Ah, Europe. Just far away enough to be believable and difficult to disprove.
I would be ready to dismiss mantyhose as another gimmicky internet meme were it not for apparently sincere websites like Mantyhose.net, featuring articles, photographs, and advice for the male pantyhose wearer: “Be careful putting them on. Be sure to clip your toenails so that they don’t rip the delicate fabric.”
Is this really a thing, though? Are men doing this? I agree that we undervalue the beauty of a shapely male leg (anyone who’s watched a drag show knows that), but I have practical concerns. Can I still use a urinal? Isn’t 40 dollars, which is what the Cavalini ones cost, too much for tights? Wouldn’t my own legs suddenly remind me of a grandmother or school teacher?
A few years back, I asked a friend at a party who worked for a clothing company about upcoming trends I should watch out for.
“The girlfriend look,” he answered. “You know how women wearing men’s stuff is called the boyfriend look? Well, this is the opposite–men wearing traditionally female items. Like leggings under shorts!”
It was unbelievable at the time, but now his comments seem prescient.
What’s interesting is that men actually did wear tights once upon a time, as evidenced by Robin Hood’s Merry Men. Okay, yes, Mel Brooks didn’t exactly go for historical accuracy, but from the Medieval era to the 18th century, men in the Western world did wear stockings. Men wore stockings far longer than they’ve worn jeans. They stopped wearing them only in the 1800’s when fashion became more starkly gendered. The roughly one-hundred-year period in which women wore dresses, florals, and pastel colours, while men wore pants and dark jackets, was a historical aberration, not the rule.

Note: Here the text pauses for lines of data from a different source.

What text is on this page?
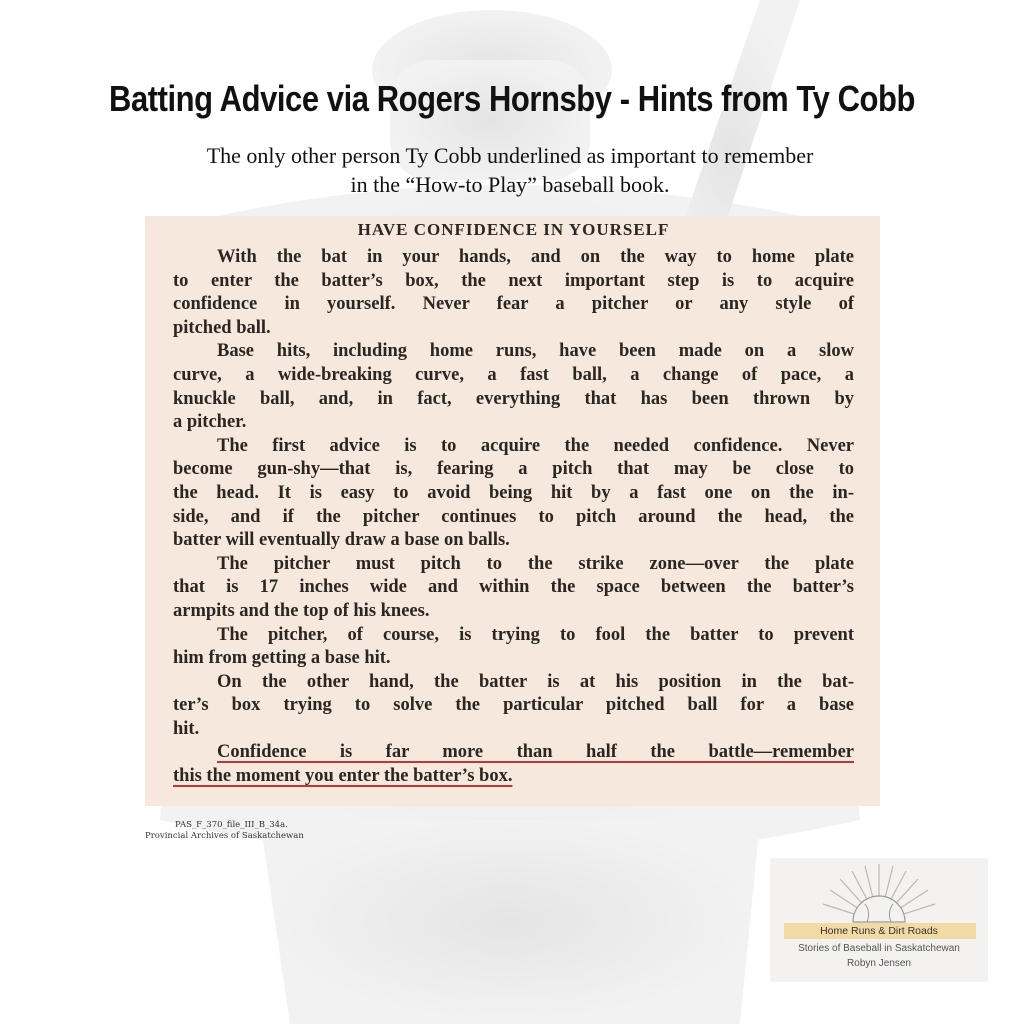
Batting Advice via Rogers Hornsby - Hints from Ty Cobb
The only other person Ty Cobb underlined as important to remember
in the “How-to Play” baseball book.
HAVE CONFIDENCE IN YOURSELF
With the bat in your hands, and on the way to home plate
to enter the batter’s box, the next important step is to acquire
confidence in yourself. Never fear a pitcher or any style of
pitched ball.
Base hits, including home runs, have been made on a slow
curve, a wide-breaking curve, a fast ball, a change of pace, a
knuckle ball, and, in fact, everything that has been thrown by
a pitcher.
The first advice is to acquire the needed confidence. Never
become gun-shy—that is, fearing a pitch that may be close to
the head. It is easy to avoid being hit by a fast one on the in-
side, and if the pitcher continues to pitch around the head, the
batter will eventually draw a base on balls.
The pitcher must pitch to the strike zone—over the plate
that is 17 inches wide and within the space between the batter’s
armpits and the top of his knees.
The pitcher, of course, is trying to fool the batter to prevent
him from getting a base hit.
On the other hand, the batter is at his position in the bat-
ter’s box trying to solve the particular pitched ball for a base
hit.
Confidence is far more than half the battle—remember
this the moment you enter the batter’s box.
PAS_F_370_file_III_B_34a.
Provincial Archives of Saskatchewan
Home Runs & Dirt Roads
Stories of Baseball in Saskatchewan
Robyn Jensen
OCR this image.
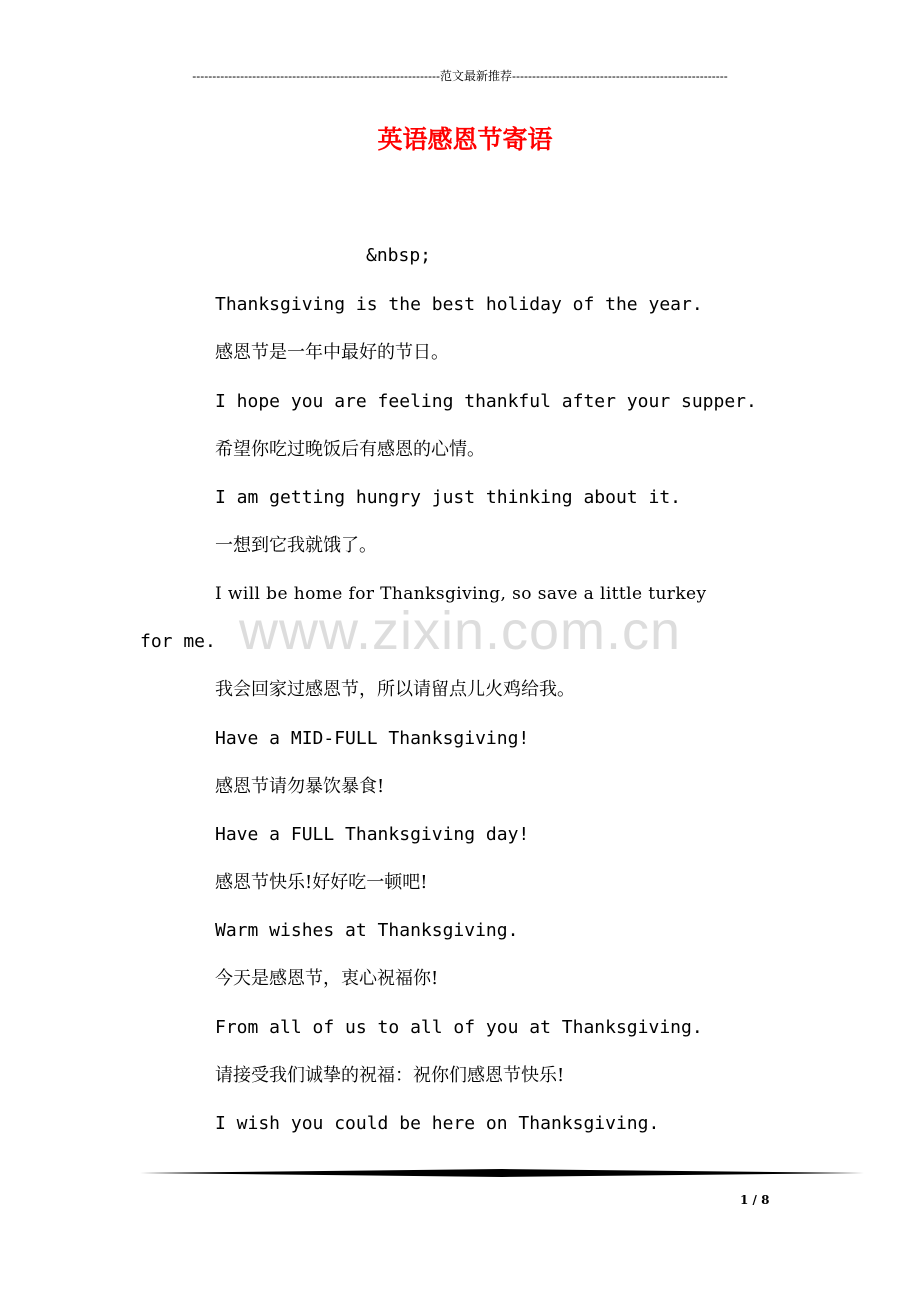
--------------------------------------------------------------范文最新推荐------------------------------------------------------
英语感恩节寄语
&nbsp;
Thanksgiving is the best holiday of the year.
感恩节是一年中最好的节日。
I hope you are feeling thankful after your supper.
希望你吃过晚饭后有感恩的心情。
I am getting hungry just thinking about it.
一想到它我就饿了。
I will be home for Thanksgiving, so save a little turkey
for me.
我会回家过感恩节，所以请留点儿火鸡给我。
Have a MID-FULL Thanksgiving!
感恩节请勿暴饮暴食!
Have a FULL Thanksgiving day!
感恩节快乐!好好吃一顿吧!
Warm wishes at Thanksgiving.
今天是感恩节，衷心祝福你!
From all of us to all of you at Thanksgiving.
请接受我们诚挚的祝福：祝你们感恩节快乐!
I wish you could be here on Thanksgiving.
www.zixin.com.cn
1 / 8
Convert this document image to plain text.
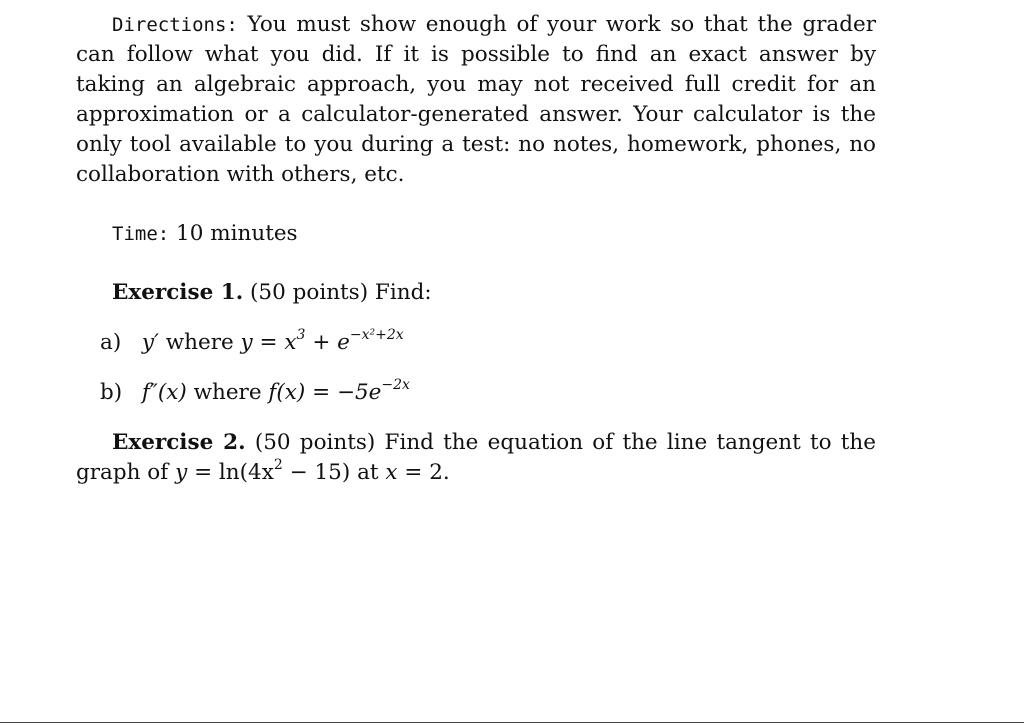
Directions: You must show enough of your work so that the grader can follow what you did. If it is possible to find an exact answer by taking an algebraic approach, you may not received full credit for an approximation or a calculator-generated answer. Your calculator is the only tool available to you during a test: no notes, homework, phones, no collaboration with others, etc.

Time: 10 minutes
Exercise 1. (50 points) Find:
a) y′ where $y = x^3 + e^{-x^2+2x}$
b) f″(x) where $f(x) = -5e^{-2x}$

Exercise 2. (50 points) Find the equation of the line tangent to the graph of $y = \ln(4x^2 - 15)$ at x = 2.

We may be entering an era of androgynous dressing, in which even the most feminine or masculine items can be worn by anyone. Women took the first step by wearing pants, coinciding with their demand for equal rights. By acknowledging that femininity does not equal weakness, men wearing traditionally-female items have taken the sartorial revolution to the next step. But perhaps I’m overthinking it.
“Surprise or not – many men do wear pantyhose as a regular clothing item,” states Mantyhose.net. “Why? Because they like it.”